Rent Hike Poses New Challenge for Bud’s Records and Kool Things

Jason Setnyk
Rent Hike Poses New Challenge for Bud’s Records and Kool Things
(Photo : Jason Setnyk)

Cornwall, Ontario – Located on 375 Eleventh Street East, Bud’s Records and Kool Things has become a cherished hub in Cornwall for music enthusiasts. However, the recent unexpected doubling of its rent has put the store’s resilience to the test. Since Jason Lavoie and his partner Emily took over in October 2020 following the sudden passing of the founder, Bud O’Byrne, they have poured their hearts into maintaining its legacy.

Jason fondly recalls Bud’s passion: “My friend Bud O’Byrne was very passionate about records, collecting, and music. We reached out to his wife Angie after he passed, and with her blessing, we’ve kept the doors open, reinvesting everything to ensure we’re here to stay.”

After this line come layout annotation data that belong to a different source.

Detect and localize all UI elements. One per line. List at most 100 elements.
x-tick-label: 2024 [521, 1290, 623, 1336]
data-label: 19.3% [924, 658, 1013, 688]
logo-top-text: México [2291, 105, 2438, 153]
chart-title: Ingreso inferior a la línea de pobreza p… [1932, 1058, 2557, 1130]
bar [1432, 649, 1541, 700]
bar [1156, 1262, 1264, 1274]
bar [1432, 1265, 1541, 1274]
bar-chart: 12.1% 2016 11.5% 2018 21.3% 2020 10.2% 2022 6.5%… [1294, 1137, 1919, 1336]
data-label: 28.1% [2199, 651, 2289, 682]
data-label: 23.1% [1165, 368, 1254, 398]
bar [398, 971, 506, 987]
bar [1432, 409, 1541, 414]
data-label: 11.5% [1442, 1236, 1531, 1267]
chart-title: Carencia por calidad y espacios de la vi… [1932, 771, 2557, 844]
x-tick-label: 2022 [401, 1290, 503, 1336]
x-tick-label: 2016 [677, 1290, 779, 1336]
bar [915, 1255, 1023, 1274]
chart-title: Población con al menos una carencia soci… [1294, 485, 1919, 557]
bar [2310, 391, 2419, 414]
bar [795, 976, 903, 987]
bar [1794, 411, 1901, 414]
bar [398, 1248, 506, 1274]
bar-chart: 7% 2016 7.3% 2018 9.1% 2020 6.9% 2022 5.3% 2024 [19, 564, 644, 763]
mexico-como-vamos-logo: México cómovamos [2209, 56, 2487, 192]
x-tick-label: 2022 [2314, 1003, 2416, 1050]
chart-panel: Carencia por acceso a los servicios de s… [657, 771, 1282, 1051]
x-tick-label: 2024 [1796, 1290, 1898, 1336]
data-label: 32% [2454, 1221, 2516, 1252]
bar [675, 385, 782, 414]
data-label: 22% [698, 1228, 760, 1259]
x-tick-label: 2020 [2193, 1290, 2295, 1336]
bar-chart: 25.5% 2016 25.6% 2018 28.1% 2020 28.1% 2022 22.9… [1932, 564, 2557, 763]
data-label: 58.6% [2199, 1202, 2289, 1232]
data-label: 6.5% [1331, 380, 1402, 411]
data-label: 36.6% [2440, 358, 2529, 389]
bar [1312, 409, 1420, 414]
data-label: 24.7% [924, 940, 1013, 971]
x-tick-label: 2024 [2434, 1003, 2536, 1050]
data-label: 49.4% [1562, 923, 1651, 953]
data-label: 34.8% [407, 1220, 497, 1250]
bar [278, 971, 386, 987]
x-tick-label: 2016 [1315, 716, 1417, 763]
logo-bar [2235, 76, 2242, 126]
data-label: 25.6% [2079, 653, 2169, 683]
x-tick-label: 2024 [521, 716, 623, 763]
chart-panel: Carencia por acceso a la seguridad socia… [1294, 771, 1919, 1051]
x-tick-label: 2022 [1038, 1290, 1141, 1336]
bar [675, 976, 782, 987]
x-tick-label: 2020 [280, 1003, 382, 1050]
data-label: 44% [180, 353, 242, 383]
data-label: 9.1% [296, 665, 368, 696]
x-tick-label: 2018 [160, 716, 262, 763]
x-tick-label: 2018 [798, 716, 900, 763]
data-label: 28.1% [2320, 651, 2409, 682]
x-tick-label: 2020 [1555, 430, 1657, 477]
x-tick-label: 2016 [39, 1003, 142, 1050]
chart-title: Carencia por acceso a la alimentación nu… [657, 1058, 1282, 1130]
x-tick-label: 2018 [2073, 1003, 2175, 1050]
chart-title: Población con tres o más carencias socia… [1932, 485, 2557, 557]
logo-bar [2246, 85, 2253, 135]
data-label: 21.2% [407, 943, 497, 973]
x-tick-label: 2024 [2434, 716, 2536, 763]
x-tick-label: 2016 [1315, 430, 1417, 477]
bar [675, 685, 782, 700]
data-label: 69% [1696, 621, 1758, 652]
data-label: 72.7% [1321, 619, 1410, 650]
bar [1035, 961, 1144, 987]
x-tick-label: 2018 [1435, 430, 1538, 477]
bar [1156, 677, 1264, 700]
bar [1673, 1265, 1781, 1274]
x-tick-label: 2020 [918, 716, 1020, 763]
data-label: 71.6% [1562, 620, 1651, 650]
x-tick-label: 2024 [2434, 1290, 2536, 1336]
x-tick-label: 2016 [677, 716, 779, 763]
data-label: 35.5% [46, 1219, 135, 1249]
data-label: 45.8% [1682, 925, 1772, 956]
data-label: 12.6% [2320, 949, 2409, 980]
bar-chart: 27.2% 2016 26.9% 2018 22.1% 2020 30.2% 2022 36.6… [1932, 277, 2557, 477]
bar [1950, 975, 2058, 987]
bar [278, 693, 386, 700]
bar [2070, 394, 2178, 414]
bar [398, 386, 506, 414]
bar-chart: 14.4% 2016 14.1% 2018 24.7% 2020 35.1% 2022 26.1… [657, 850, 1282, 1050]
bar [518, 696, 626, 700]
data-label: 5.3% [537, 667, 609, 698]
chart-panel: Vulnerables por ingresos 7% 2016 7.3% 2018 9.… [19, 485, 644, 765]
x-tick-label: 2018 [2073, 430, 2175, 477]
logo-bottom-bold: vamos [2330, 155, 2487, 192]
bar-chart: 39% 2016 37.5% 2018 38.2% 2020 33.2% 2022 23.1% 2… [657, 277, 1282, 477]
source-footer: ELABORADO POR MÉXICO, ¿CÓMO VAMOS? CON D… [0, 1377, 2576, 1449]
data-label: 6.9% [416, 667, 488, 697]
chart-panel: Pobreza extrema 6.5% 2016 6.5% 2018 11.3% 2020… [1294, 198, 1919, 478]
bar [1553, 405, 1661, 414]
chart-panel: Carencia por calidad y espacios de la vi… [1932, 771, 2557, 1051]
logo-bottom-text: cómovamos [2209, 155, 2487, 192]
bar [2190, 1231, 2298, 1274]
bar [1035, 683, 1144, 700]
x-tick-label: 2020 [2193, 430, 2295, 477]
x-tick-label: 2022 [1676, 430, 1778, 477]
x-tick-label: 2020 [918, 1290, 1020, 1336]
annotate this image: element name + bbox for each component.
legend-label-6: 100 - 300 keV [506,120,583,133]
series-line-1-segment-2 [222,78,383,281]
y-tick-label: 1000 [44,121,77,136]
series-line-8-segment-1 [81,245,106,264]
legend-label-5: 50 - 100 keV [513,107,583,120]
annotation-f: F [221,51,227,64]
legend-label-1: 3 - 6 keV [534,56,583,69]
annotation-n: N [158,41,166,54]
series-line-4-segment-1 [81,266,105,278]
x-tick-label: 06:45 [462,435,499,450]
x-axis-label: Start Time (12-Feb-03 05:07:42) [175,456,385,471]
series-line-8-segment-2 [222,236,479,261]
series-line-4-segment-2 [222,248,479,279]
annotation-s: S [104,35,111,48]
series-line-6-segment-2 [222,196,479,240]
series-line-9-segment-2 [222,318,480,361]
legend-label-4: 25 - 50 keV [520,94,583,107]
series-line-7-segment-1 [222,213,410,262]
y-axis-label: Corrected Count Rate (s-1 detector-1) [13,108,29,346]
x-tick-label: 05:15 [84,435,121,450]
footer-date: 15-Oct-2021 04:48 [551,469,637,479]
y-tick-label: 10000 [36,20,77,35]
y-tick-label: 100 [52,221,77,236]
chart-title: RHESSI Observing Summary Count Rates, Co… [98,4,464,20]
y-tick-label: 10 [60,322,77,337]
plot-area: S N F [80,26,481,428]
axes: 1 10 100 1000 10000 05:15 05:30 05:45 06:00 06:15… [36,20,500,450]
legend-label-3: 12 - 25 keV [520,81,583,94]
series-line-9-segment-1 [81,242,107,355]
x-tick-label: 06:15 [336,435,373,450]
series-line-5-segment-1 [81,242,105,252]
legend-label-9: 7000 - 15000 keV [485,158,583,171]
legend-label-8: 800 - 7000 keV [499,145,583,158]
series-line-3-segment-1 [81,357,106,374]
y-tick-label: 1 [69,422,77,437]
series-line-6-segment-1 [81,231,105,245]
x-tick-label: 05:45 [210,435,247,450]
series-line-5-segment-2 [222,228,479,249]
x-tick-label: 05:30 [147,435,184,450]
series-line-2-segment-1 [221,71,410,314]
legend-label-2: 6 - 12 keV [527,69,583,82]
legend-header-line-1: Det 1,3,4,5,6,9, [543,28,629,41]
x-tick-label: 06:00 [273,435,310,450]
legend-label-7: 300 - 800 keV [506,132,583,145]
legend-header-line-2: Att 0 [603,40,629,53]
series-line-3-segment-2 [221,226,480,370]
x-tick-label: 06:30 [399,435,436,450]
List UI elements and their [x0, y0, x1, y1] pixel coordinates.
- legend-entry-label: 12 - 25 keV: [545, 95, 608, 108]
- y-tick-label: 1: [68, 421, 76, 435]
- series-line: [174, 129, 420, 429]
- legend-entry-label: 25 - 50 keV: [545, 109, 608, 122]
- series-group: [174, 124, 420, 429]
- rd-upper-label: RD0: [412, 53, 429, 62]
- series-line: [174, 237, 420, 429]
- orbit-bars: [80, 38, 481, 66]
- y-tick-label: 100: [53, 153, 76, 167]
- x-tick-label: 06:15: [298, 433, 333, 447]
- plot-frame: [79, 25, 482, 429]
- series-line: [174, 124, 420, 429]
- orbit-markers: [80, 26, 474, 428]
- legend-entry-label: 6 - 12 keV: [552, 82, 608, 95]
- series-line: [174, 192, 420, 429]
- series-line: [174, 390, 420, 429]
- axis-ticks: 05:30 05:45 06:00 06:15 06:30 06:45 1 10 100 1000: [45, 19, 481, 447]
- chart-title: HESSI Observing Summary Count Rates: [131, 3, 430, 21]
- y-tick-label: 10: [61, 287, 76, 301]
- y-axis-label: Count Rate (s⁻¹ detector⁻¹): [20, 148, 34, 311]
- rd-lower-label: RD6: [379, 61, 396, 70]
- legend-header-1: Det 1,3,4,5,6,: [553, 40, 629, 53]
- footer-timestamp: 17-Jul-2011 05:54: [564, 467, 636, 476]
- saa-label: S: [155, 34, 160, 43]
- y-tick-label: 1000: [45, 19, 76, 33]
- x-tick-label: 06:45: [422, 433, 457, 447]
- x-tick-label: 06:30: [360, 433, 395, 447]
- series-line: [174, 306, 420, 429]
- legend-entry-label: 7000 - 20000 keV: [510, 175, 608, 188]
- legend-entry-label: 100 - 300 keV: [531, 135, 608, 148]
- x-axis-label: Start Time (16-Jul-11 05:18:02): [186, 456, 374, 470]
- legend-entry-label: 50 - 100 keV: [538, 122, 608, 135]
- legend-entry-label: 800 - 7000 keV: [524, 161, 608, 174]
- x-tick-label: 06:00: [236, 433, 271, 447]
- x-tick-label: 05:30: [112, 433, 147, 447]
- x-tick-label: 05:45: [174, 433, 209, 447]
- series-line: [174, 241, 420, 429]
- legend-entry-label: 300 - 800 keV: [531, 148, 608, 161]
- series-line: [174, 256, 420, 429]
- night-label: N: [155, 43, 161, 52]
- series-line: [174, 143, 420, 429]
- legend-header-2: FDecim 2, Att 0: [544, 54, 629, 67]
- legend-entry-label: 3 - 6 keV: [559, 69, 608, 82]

Despite their efforts, small businesses like Bud’s Records face an uphill battle in the current economic climate, with rising inflation and competitive pressures. “COVID was a big factor, and it’s tough to stay competitive with rising costs of living and operation,” Jason explains.

In addition to maintaining the store’s unique character through upgrades like a new paint job, AC and heating unit, and record bins, the owners now face a significant rent increase. The combined rent for their store and an additional storage unit, both rented from the same landlord, is set to more than double.

“It was very shocking,” Jason states. “In Ontario, commercial tenants have little protection. Without a fixed-term lease that specifies conditions, landlords can raise the rent significantly, which can be devastating for a small business.”

Jason isn’t seeking sympathy but wants to raise awareness about the challenges small businesses encounter with fluctuating rental costs. “I want to educate other businesses about the risks of month-to-month leases and the importance of having protective clauses in their leases,” he says.

Despite the legality of the rent hike under the Commercial Tenancies Act (CTA), which does not regulate commercial rent increases, Jason hopes for future reforms. “I would like to see the government look at this so small businesses can have some protections to give them stability.”

For Bud’s Records, the rent hike means fewer new records in the shop and potential cutbacks elsewhere. In the meantime, Jason urges change to help bring some predictability to small businesses during uncertain times. The challenge facing Bud’s Records and Kool Things is far from unique, highlighting the fact that similar obstacles are confronting other businesses across the province.